Two sectors that face this choice are affordable housing developer non-profits and conservation land trust non-profits. Both are land-based, in need of inexpensive land, and struggling to achieve their missions alone. Collaboration, I suggest, is the preferred route for these sectors to take in the face of increasing competition, as it allows each sector to simultaneously advance their own interests by leveraging the other sector’s strategies and tools, and form a more powerful political coalition to further their shared interests.

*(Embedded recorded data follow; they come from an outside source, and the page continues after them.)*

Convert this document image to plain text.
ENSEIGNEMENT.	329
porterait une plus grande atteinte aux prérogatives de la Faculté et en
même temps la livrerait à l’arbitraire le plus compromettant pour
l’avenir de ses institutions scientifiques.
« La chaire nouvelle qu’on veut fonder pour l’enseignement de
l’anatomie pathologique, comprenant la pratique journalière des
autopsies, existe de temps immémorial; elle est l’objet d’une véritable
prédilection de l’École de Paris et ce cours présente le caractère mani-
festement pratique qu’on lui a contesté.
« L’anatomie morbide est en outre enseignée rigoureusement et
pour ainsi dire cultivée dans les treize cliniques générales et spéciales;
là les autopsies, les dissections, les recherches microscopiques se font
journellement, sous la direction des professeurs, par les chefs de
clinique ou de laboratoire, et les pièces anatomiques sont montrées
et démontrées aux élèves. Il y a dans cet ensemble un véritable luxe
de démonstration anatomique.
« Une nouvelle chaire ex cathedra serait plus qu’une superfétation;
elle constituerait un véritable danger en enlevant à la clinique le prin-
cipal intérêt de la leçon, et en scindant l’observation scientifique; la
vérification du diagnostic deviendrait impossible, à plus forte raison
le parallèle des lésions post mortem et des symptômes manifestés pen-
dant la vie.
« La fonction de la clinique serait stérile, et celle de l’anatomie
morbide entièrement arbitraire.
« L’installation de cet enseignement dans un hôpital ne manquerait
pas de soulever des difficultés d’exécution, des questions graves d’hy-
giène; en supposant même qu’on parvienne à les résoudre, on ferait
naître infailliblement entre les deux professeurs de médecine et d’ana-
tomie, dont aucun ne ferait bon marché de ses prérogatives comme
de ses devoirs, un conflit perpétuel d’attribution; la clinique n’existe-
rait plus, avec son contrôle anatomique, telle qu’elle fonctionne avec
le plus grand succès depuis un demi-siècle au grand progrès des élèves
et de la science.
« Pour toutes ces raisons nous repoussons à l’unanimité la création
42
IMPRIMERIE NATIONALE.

I describe and analyze an action research case study I conducted on a cross-sectoral collaboration in the Hudson Valley of New York State. Hudson Valley Affordable Housing and Conservation Strategy (HVAHCS) is comprised of ten affordable housing and conservation land trust non-profits that are choosing to collaborate in the face of increasing competition. Through a review of consensus building, network building, and collective impact theories, as well as interviews and experience as a member of the HVAHCS facilitation team, I look at what enables their cross-sectoral collaboration, and how they approach obstacles to it. I conclude with recommendations for other groups considering collaboration as a means to advance their individual and shared interests in the same physical space.

Learnings from this action research case study point to the importance of employing an interests-based approach, allowing ideas and priorities to emerge from the network of organizations, balancing capacity and diffused leadership within the collaborative, using a third-party facilitator, prioritizing relationship-building, building a shared understanding, and supporting the organizations within the collaborative.